De tout temps, l’homme a essayé de concevoir des machines qui se rapprocheraient du vivant, qui auraient sa forme physique et pourraient travailler, calculer, raisonner à sa place. Cette histoire de la robotique commence avec les premiers modèles d’automates et va jusqu’aux robots modernes qui peuvent se déplacer seuls et nous battre aux échecs. Et voici 5 grandes étapes de l’évolution de cette science.

1.      Les automates

Elles sont liées aux mêmes principes que l’horlogerie. Les automates montrent les premiers pas des inventeurs dans la direction de l’invention du robot. Ils sont les marches au début de l’histoire de la robotique, des marches qui filent sur plus du 20 siècles. C’est par la suite à l’ère nouvelle que ce domaine prend son envol.

2.      Les premiers robots

Les travaux sur les mécanismes du corps humain et sur la conscience poussent les ingénieurs à développer des systèmes en reproduisant ces nouvelles hypothèses scientifiques. Ils fabriquent des machines animales qui ont des capacités d’apprentissage.

Il est temps d’exprimer la différence entre robots et automates car ces animaux sont des avatars de deuxième catégorie.

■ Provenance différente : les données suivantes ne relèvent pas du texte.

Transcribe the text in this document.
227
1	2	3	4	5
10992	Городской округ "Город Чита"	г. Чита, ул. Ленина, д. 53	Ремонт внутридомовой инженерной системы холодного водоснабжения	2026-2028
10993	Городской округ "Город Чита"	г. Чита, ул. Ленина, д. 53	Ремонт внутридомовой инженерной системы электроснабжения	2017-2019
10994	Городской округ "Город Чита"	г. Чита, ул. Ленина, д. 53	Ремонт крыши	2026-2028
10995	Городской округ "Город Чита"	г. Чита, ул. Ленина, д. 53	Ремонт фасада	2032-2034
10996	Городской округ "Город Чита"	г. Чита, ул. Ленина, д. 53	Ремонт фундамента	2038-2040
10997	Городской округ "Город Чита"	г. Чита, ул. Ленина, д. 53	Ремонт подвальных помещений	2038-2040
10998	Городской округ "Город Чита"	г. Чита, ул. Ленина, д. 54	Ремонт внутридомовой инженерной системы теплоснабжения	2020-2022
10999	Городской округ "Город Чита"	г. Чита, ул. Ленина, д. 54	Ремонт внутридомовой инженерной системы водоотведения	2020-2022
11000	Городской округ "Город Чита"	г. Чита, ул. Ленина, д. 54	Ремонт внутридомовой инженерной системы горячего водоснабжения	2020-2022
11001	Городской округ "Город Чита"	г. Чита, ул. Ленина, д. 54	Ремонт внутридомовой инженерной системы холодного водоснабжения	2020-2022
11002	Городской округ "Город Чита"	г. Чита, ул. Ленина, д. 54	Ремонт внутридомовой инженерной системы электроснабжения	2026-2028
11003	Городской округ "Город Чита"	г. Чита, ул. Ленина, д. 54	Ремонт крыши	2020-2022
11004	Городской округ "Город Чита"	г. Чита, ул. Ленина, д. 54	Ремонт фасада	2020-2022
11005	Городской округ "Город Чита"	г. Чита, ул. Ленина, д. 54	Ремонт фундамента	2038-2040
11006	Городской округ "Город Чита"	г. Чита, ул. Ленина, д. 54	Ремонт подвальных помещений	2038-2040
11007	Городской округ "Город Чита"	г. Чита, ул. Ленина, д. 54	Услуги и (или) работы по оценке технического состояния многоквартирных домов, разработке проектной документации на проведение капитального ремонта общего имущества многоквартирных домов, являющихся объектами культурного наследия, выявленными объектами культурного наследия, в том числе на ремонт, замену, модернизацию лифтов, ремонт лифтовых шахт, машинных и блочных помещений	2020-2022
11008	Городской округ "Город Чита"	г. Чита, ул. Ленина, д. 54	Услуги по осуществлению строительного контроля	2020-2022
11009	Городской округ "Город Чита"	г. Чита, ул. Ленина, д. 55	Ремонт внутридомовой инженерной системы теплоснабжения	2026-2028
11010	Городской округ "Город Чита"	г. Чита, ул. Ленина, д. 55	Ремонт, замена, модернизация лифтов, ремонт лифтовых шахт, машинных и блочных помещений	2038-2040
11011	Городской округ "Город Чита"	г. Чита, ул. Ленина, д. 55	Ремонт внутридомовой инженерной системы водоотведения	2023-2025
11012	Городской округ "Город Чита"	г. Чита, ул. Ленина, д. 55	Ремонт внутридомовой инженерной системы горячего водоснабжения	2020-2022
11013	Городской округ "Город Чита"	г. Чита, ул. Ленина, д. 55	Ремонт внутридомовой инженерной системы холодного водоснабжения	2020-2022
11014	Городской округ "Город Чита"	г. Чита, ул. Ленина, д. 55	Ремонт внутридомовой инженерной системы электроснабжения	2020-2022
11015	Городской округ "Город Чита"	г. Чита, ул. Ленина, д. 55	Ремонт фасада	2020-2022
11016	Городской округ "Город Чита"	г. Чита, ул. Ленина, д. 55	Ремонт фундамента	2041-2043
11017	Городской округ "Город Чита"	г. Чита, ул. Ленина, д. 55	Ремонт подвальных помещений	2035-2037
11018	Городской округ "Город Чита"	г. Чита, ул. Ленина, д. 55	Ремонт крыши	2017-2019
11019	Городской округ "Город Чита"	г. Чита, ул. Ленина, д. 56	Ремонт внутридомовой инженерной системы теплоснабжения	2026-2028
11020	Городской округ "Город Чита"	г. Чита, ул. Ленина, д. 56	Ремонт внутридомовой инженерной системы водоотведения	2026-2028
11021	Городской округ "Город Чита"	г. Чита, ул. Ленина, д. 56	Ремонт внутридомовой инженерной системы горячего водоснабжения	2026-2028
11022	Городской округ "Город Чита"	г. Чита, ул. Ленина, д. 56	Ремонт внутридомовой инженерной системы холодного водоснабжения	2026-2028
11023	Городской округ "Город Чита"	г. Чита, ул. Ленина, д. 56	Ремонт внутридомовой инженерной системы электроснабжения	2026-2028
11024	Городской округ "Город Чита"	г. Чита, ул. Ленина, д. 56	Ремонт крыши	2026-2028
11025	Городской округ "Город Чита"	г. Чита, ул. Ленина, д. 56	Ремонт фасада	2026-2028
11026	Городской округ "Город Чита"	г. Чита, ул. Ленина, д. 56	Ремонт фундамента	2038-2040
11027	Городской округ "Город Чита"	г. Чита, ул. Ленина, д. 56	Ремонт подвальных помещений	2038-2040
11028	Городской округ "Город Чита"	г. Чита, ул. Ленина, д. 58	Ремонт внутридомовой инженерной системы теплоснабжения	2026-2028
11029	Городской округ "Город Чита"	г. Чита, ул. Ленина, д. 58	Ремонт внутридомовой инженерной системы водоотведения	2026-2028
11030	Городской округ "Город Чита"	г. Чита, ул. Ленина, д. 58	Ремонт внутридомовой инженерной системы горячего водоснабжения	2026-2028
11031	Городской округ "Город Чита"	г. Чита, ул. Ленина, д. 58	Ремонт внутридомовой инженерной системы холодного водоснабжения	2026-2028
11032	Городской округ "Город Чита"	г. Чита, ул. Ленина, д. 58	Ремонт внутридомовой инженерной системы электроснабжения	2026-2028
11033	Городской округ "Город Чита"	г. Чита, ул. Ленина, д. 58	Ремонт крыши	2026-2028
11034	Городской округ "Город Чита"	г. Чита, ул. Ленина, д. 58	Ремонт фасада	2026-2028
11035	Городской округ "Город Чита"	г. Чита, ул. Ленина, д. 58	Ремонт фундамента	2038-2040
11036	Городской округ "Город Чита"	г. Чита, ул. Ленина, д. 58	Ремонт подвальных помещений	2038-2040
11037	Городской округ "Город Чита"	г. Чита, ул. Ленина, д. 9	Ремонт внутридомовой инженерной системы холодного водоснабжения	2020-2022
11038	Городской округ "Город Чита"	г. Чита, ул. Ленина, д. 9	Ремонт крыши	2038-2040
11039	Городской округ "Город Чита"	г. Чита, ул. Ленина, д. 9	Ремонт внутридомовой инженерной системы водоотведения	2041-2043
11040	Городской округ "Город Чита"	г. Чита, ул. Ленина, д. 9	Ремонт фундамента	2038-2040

Des programmes préétablis qui font bouger les mécanismes des automates, tandis que les robots sont équipés de capteurs en recueillant les données de l’extérieur.

3.      L’intelligence artificielle (IA)

En 1956, c’est John McCarthy qui, invente la nomination « intelligence artificielle » et en signe de croissance. En recherche scientifique ce domaine a pour objectif la modélisation de la complexité de l’intelligence de l’être humain au sein d’une machine évolutive. C’est le même concept de l’ordinateur : produire des raisonnements sans avoir besoin de pièces moteurs.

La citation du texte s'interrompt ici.